Une fois de plus , l’Afrique reçoit un président français missionné pour ramener au bercail les Africains séduits par d’autres horizons que la Françafrique. Pour ce faire, Emanuel Macron « s’épargne un douloureux examen de conscience » vis-à-vis de l’Afrique et s’emploie à accuser les puissances rivales que sont la Chine, la Russie et la Turquie d’alimenter le sentiment anti-français chez les Africains. Non Monsieur Macron, répondent les Africains, la France n’a besoin de personne pour faire ce travail, elle s’en charge très bien depuis des siècles en perpétuant les crimes françafricains sur le continent. En fait, toute l’histoire africaine de la France est ponctuée des plus atroces crimes contre l’humanité, si bien que l’Africain, même dans le ventre de sa mère peut ressentir la souffrance subie par les siens.
Françafrique, un logiciel déphasé
Il aurait été de bon augure, voire un minima de correction pour ses hôtes, que Monsieur Macron se livre à une remise en cause de la Françafrique, de ses pratiques criminelles et leurs retombées dévastatrices sur la vie de millions de personnes, au lieu de cela, il la disculpe grossièrement en mettant en avant la thèse de la manipulation des Africains, et du coup ferme la porte à toute version qui n’est pas sienne. Il refuse de voir la réalité choquante et quotidienne de ces Africains qui lui crient « Dégage ! » sans que les Chinois, les Russes, ou encore les Turcs leur soufflent à l’oreille.

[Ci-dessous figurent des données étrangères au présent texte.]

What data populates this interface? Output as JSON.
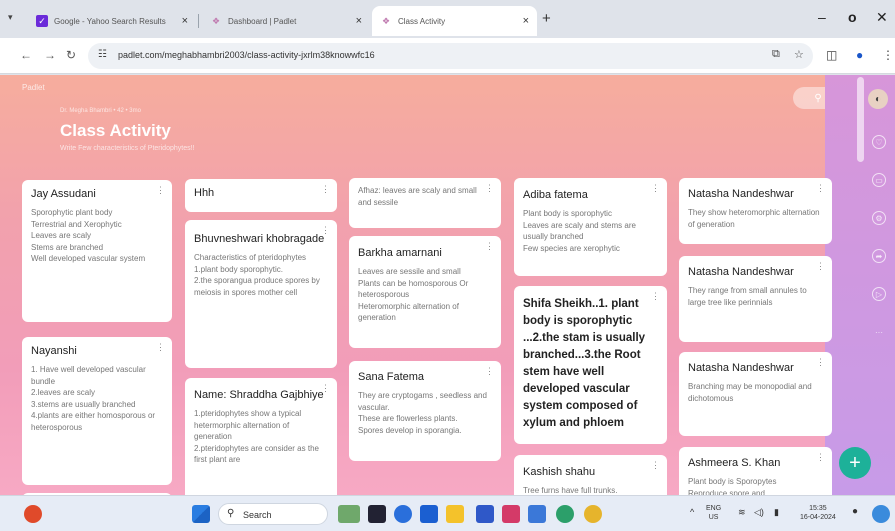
{
  "browser": {
    "tabs": [
      {
        "label": "Google - Yahoo Search Results",
        "active": false
      },
      {
        "label": "Dashboard | Padlet",
        "active": false
      },
      {
        "label": "Class Activity",
        "active": true
      }
    ],
    "url": "padlet.com/meghabhambri2003/class-activity-jxrlm38knowwfc16"
  },
  "padlet": {
    "brand": "Padlet",
    "author_line": "Dr. Megha Bhambri • 42 • 3mo",
    "title": "Class Activity",
    "subtitle": "Write Few characteristics of Pteridophytes!!",
    "columns": [
      [
        {
          "name": "Jay Assudani",
          "body": "Sporophytic plant body\nTerrestrial and Xerophytic\nLeaves are scaly\nStems are branched\nWell developed vascular system"
        },
        {
          "name": "Nayanshi",
          "body": "1. Have well developed vascular bundle\n2.leaves are scaly\n3.stems are usually branched\n4.plants are either homosporous or heterosporous"
        },
        {
          "name": "",
          "body": ""
        }
      ],
      [
        {
          "name": "Hhh",
          "body": ""
        },
        {
          "name": "Bhuvneshwari khobragade",
          "body": "Characteristics of pteridophytes\n1.plant body sporophytic.\n2.the sporangua produce spores by meiosis in spores mother cell"
        },
        {
          "name": "Name: Shraddha Gajbhiye",
          "body": "1.pteridophytes show a typical hetermorphic alternation of generation\n2.pteridophytes are consider as the first plant are"
        }
      ],
      [
        {
          "name": "",
          "body": "Afhaz: leaves are scaly and small and sessile"
        },
        {
          "name": "Barkha amarnani",
          "body": "Leaves are sessile and small\nPlants can be homosporous Or heterosporous\nHeteromorphic alternation of generation"
        },
        {
          "name": "Sana Fatema",
          "body": "They are cryptogams , seedless and vascular.\nThese are flowerless plants.\nSpores develop in sporangia."
        }
      ],
      [
        {
          "name": "Adiba fatema",
          "body": "Plant body is sporophytic\nLeaves are scaly and stems are usually branched\nFew species are xerophytic"
        },
        {
          "name": "Shifa Sheikh..1. plant body is sporophytic ...2.the stam is usually branched...3.the Root stem have well developed vascular system composed of xylum and phloem",
          "body": ""
        },
        {
          "name": "Kashish shahu",
          "body": "Tree furns have full trunks."
        }
      ],
      [
        {
          "name": "Natasha Nandeshwar",
          "body": "They show heteromorphic alternation of generation"
        },
        {
          "name": "Natasha Nandeshwar",
          "body": "They range from small annules to large tree like perinnials"
        },
        {
          "name": "Natasha Nandeshwar",
          "body": "Branching may be monopodial and dichotomous"
        },
        {
          "name": "Ashmeera S. Khan",
          "body": "Plant body is Sporopytes\nReproduce spore and"
        }
      ]
    ]
  },
  "taskbar": {
    "search_label": "Search",
    "tray_lang": "ENG",
    "tray_region": "US",
    "time": "15:35",
    "date": "16-04-2024"
  }
}
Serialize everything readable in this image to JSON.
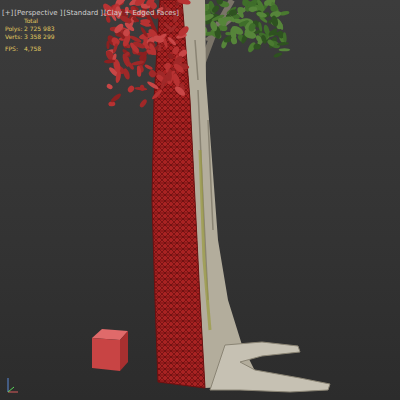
{
  "viewport": {
    "menus": [
      "[+]",
      "[Perspective ]",
      "[Standard ]",
      "[Clay + Edged Faces]"
    ]
  },
  "stats": {
    "header": "Total",
    "rows": [
      {
        "label": "Polys:",
        "value": "2 725 983"
      },
      {
        "label": "Verts:",
        "value": "3 358 299"
      },
      {
        "label": "FPS:",
        "value": "4,758"
      }
    ]
  }
}
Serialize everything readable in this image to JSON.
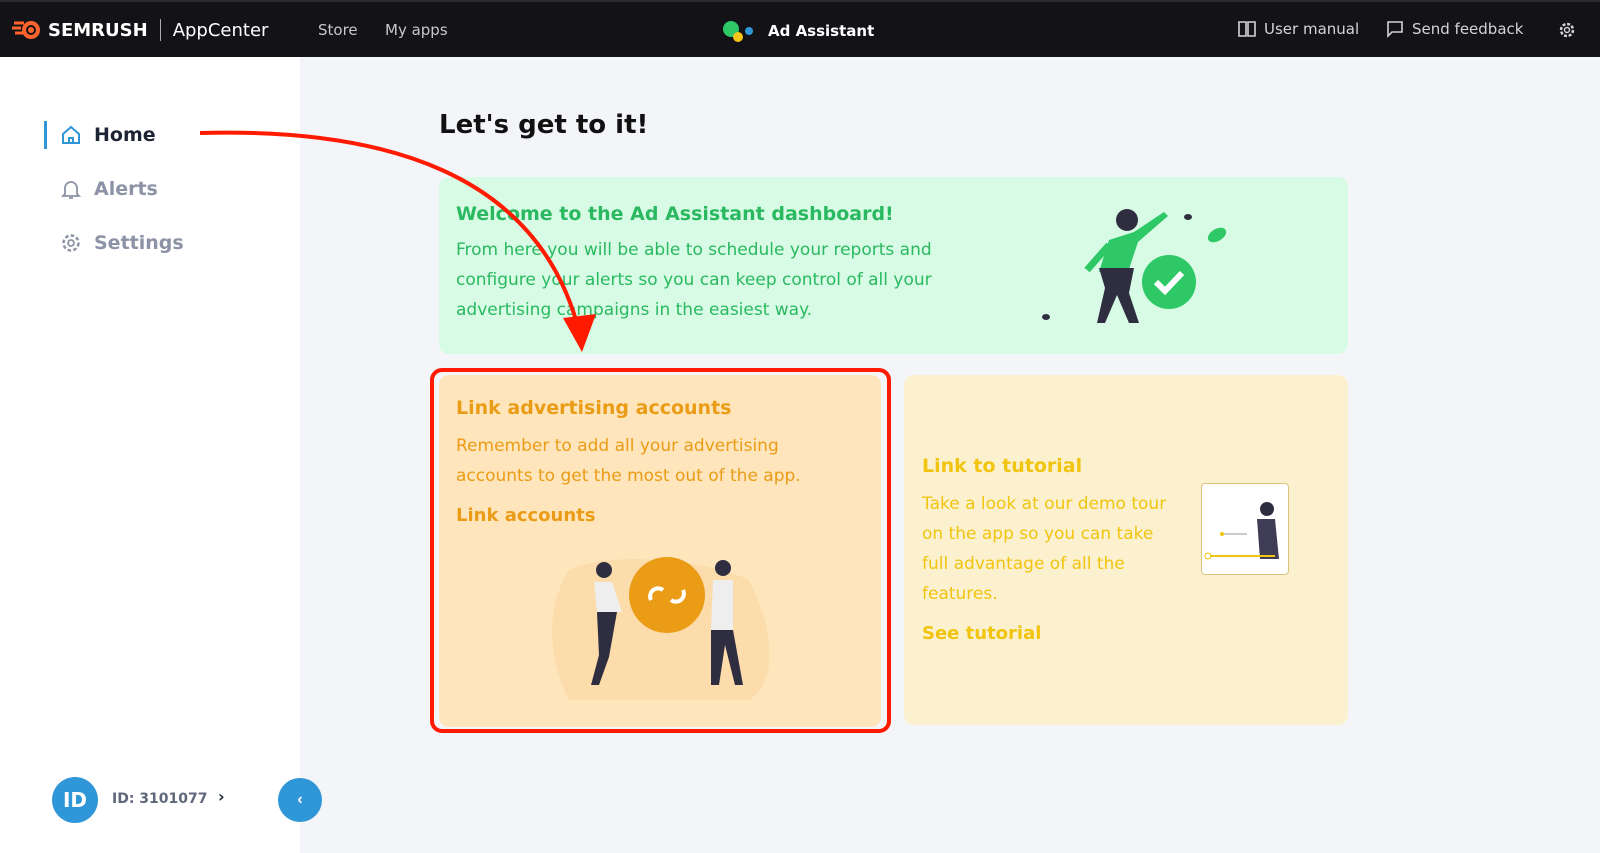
{
  "topbar": {
    "brand": "SEMRUSH",
    "appcenter": "AppCenter",
    "nav": [
      "Store",
      "My apps"
    ],
    "app_name": "Ad Assistant",
    "user_manual": "User manual",
    "send_feedback": "Send feedback"
  },
  "sidebar": {
    "items": [
      {
        "label": "Home",
        "icon": "home-icon",
        "active": true
      },
      {
        "label": "Alerts",
        "icon": "bell-icon"
      },
      {
        "label": "Settings",
        "icon": "gear-icon"
      }
    ],
    "avatar": "ID",
    "user_id": "ID: 3101077"
  },
  "main": {
    "title": "Let's get to it!",
    "welcome": {
      "title": "Welcome to the Ad Assistant dashboard!",
      "body": "From here you will be able to schedule your reports and configure your alerts so you can keep control of all your advertising campaigns in the easiest way."
    },
    "link_accounts": {
      "title": "Link advertising accounts",
      "body": "Remember to add all your advertising accounts to get the most out of the app.",
      "link": "Link accounts"
    },
    "tutorial": {
      "title": "Link to tutorial",
      "body": "Take a look at our demo tour on the app so you can take full advantage of all the features.",
      "link": "See tutorial"
    }
  },
  "colors": {
    "accent": "#2f96d8",
    "green": "#2ab960",
    "orange": "#eb9c16",
    "yellow": "#f1c40f",
    "highlight": "#ff1a00"
  }
}
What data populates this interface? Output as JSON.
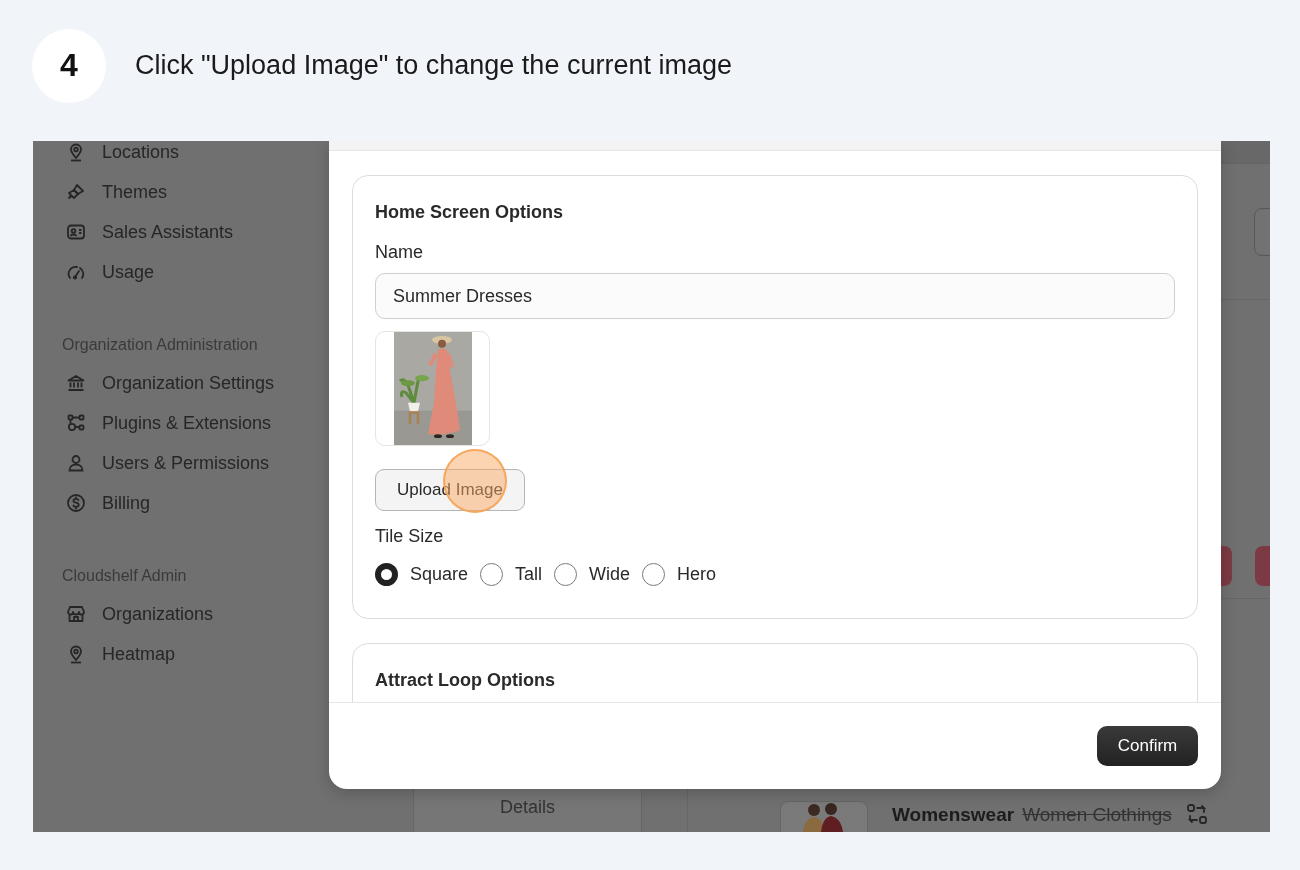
{
  "step": {
    "number": "4",
    "instruction": "Click \"Upload Image\" to change the current image"
  },
  "sidebar": {
    "sections": [
      {
        "items": [
          {
            "label": "Locations",
            "kind": "pin"
          },
          {
            "label": "Themes",
            "kind": "brush"
          },
          {
            "label": "Sales Assistants",
            "kind": "card"
          },
          {
            "label": "Usage",
            "kind": "gauge"
          }
        ]
      },
      {
        "title": "Organization Administration",
        "items": [
          {
            "label": "Organization Settings",
            "kind": "bank"
          },
          {
            "label": "Plugins & Extensions",
            "kind": "nodes"
          },
          {
            "label": "Users & Permissions",
            "kind": "user"
          },
          {
            "label": "Billing",
            "kind": "dollar"
          }
        ]
      },
      {
        "title": "Cloudshelf Admin",
        "items": [
          {
            "label": "Organizations",
            "kind": "store"
          },
          {
            "label": "Heatmap",
            "kind": "pin"
          }
        ]
      }
    ]
  },
  "dialog": {
    "home_screen_options": {
      "title": "Home Screen Options",
      "name_label": "Name",
      "name_value": "Summer Dresses",
      "upload_button": "Upload Image",
      "tile_size_label": "Tile Size",
      "tile_sizes": [
        {
          "label": "Square",
          "selected": true
        },
        {
          "label": "Tall",
          "selected": false
        },
        {
          "label": "Wide",
          "selected": false
        },
        {
          "label": "Hero",
          "selected": false
        }
      ]
    },
    "attract_loop_options": {
      "title": "Attract Loop Options"
    },
    "confirm_button": "Confirm"
  },
  "background": {
    "details_label": "Details",
    "product": {
      "name": "Womenswear",
      "old_name": "Women Clothings"
    }
  }
}
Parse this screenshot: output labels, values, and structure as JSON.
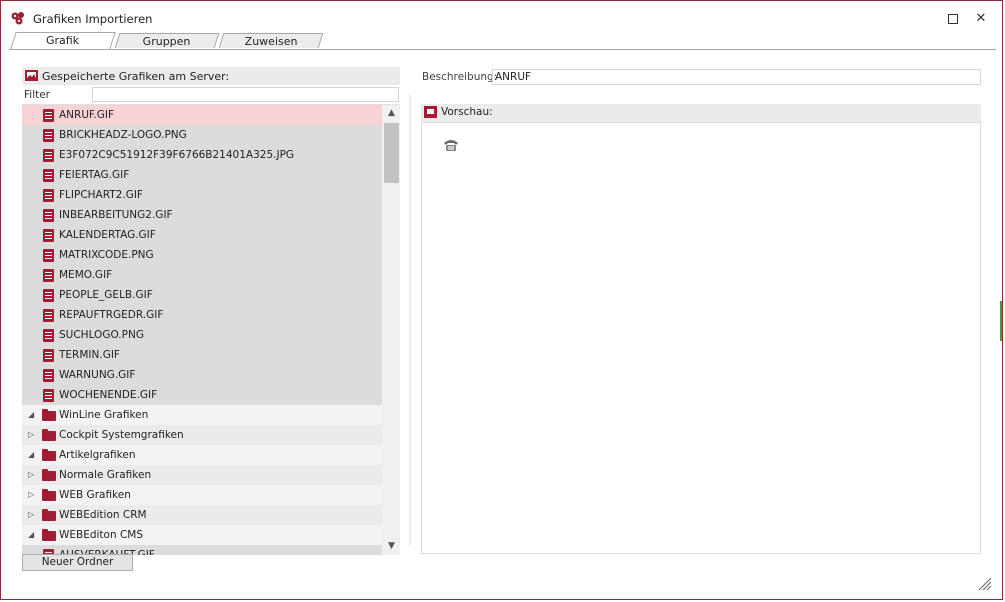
{
  "window": {
    "title": "Grafiken Importieren",
    "maximize_icon": "maximize-icon",
    "close_icon": "close-icon",
    "close_glyph": "✕"
  },
  "tabs": [
    {
      "label": "Grafik",
      "active": true
    },
    {
      "label": "Gruppen",
      "active": false
    },
    {
      "label": "Zuweisen",
      "active": false
    }
  ],
  "left_panel": {
    "header": "Gespeicherte Grafiken am Server:",
    "filter_label": "Filter",
    "filter_value": "",
    "items": [
      {
        "label": "ANRUF.GIF",
        "type": "file",
        "selected": true
      },
      {
        "label": "BRICKHEADZ-LOGO.PNG",
        "type": "file"
      },
      {
        "label": "E3F072C9C51912F39F6766B21401A325.JPG",
        "type": "file"
      },
      {
        "label": "FEIERTAG.GIF",
        "type": "file"
      },
      {
        "label": "FLIPCHART2.GIF",
        "type": "file"
      },
      {
        "label": "INBEARBEITUNG2.GIF",
        "type": "file"
      },
      {
        "label": "KALENDERTAG.GIF",
        "type": "file"
      },
      {
        "label": "MATRIXCODE.PNG",
        "type": "file"
      },
      {
        "label": "MEMO.GIF",
        "type": "file"
      },
      {
        "label": "PEOPLE_GELB.GIF",
        "type": "file"
      },
      {
        "label": "REPAUFTRGEDR.GIF",
        "type": "file"
      },
      {
        "label": "SUCHLOGO.PNG",
        "type": "file"
      },
      {
        "label": "TERMIN.GIF",
        "type": "file"
      },
      {
        "label": "WARNUNG.GIF",
        "type": "file"
      },
      {
        "label": "WOCHENENDE.GIF",
        "type": "file"
      },
      {
        "label": "WinLine Grafiken",
        "type": "root",
        "expanded": true
      },
      {
        "label": "Cockpit Systemgrafiken",
        "type": "folder",
        "expanded": false
      },
      {
        "label": "Artikelgrafiken",
        "type": "folder",
        "expanded": true
      },
      {
        "label": "Normale Grafiken",
        "type": "folder",
        "expanded": false
      },
      {
        "label": "WEB Grafiken",
        "type": "folder",
        "expanded": false
      },
      {
        "label": "WEBEdition CRM",
        "type": "folder",
        "expanded": false
      },
      {
        "label": "WEBEditon CMS",
        "type": "folder",
        "expanded": true
      },
      {
        "label": "AUSVERKAUFT.GIF",
        "type": "file"
      }
    ],
    "new_folder_button": "Neuer Ordner"
  },
  "right_panel": {
    "description_label": "Beschreibung:",
    "description_value": "ANRUF",
    "preview_header": "Vorschau:",
    "preview_icon": "telephone-icon"
  },
  "colors": {
    "accent": "#a11d33",
    "selected_row": "#f7d3d5",
    "border": "#8b2a3a"
  }
}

Que l’on soit à Alger, Bamako, Libreville, Abidjan ou Ouagadougou, d’un bout à l’autre de l’Afrique francophone, le bilan des 60 ans de partenariat avec la France est un véritable fiasco pour les populations africaines. Personne n’ignore ce que fait la France en Afrique et ces crimes débordent le continent avec les vagues successives de boat-peoples fuyant leur pays, comme le montrent les accusations de la France par un grand pays de l’Union Européenne. En 2019, l’Italie, à travers les déclarations de son vice-président du Conseil italien et ministre du travail Luigi Di Maio et de son ministre de l’intérieur Matteo Salvini ont accusé ouvertement la France « d’appauvrir l’Afrique en empêchant son développement et en exploitant ses richesses comme au temps de la colonisation » Ils ont, en outre reproché à la France de bâtir sa puissance sur le dos des Africains. Ces deux hommes politiques étaient outrés par l’hécatombe des milliers d’Africains migrants qui meurent dans les eaux de la méditerranée en tentant de rejoindre l’Europe. « Si aujourd’hui il y a des gens qui fuient c’est parce que certains pays européens, la France en tête, n’ont jamais cessé de coloniser leurs pays. » Malheureusement, c’est encore le cas aujourd’hui, surtout après que la France ait détruit la Lybie.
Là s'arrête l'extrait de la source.